Wie Sie jetzt am besten reagieren

Wie gesagt, das ist das bullishe Überraschungsszenario - auch wenn die US-Indizes heute zunächst zu einer ersten Gegenbewegung ansetzten. Die wahrscheinlichste Variante ist, dass nach einem mehr oder weniger starken Rückschlag zunächst einmal Ruhe einkehrt und die Kurse sich vorerst weiterhin unterhalb der jüngsten Hochs halten.

Wie geht man nun als Anleger mit derartigen Unsicherheiten um? Jochen Steffens hatte es in den vergangenen Jahren mehrmals in ähnlichen Fällen beschrieben: Indem man in die beginnende Schwäche hinein nach und nach – entsprechend der charttechnischen Signale – Positionen abbaut oder absichert. Das erste massive Schwächesignal haben wir am Freitag gesehen. Die weiteren relevanten Marken in den maßgeblichen US-Indizes hatte ich Ihnen oben genannt. Wenn die Kurse dann wieder nach oben drehen, baut man wieder Positionen auf. Auch hierfür sind die genannten Kursniveaus bis auf Weiteres gute Anhaltspunkte.
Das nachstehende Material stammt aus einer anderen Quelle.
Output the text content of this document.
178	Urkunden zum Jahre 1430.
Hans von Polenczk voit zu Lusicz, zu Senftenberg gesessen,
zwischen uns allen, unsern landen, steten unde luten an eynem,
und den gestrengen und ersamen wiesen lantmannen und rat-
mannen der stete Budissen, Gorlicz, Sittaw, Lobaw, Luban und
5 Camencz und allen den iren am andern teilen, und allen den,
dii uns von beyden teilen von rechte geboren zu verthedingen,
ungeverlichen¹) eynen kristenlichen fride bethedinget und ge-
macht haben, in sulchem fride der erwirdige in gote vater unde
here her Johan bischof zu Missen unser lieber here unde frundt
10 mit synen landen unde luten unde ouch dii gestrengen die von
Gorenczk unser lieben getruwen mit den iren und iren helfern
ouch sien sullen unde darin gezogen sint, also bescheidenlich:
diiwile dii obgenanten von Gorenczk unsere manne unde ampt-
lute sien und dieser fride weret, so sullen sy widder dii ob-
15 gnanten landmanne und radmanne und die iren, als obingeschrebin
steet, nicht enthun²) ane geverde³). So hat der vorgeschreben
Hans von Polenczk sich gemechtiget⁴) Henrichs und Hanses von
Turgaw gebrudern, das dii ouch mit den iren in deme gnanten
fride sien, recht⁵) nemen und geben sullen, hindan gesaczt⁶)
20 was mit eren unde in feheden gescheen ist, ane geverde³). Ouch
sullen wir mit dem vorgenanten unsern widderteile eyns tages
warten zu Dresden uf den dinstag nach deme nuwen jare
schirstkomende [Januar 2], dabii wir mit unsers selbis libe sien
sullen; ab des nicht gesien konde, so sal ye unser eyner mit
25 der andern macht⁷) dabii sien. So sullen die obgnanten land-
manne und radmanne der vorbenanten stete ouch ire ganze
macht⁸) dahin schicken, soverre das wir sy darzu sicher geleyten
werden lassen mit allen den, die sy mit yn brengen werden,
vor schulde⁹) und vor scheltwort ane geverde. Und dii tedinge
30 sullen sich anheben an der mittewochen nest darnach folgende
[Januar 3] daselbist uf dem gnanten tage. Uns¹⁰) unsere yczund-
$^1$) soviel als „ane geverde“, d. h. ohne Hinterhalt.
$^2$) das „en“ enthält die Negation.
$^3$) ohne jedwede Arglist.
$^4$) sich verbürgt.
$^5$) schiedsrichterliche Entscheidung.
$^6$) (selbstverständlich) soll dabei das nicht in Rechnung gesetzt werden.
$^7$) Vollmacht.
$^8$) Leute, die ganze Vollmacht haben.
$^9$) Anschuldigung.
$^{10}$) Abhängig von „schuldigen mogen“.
Soweit zur Strategie in einer beginnenden Schwächephase. Wenn Sie darüber hinaus eine sinnvolle taktische Vorgehensweise kennenlernen wollen (beispielsweise eine Antwort auf die Frage: Welche Aktien verkaufe ich denn nun konkret?), dann schauen Sie mal in die aktuellen Ausgaben der Stockstreet Investment Strategie. Darin habe ich unseren Lesern genau erläutert, wie sie – je nach Investitionsgrad – am besten vorgehen.

In jedem Fall wünsche ich Ihnen für die kommenden, möglicherweise turbulenten Wochen viel Erfolg!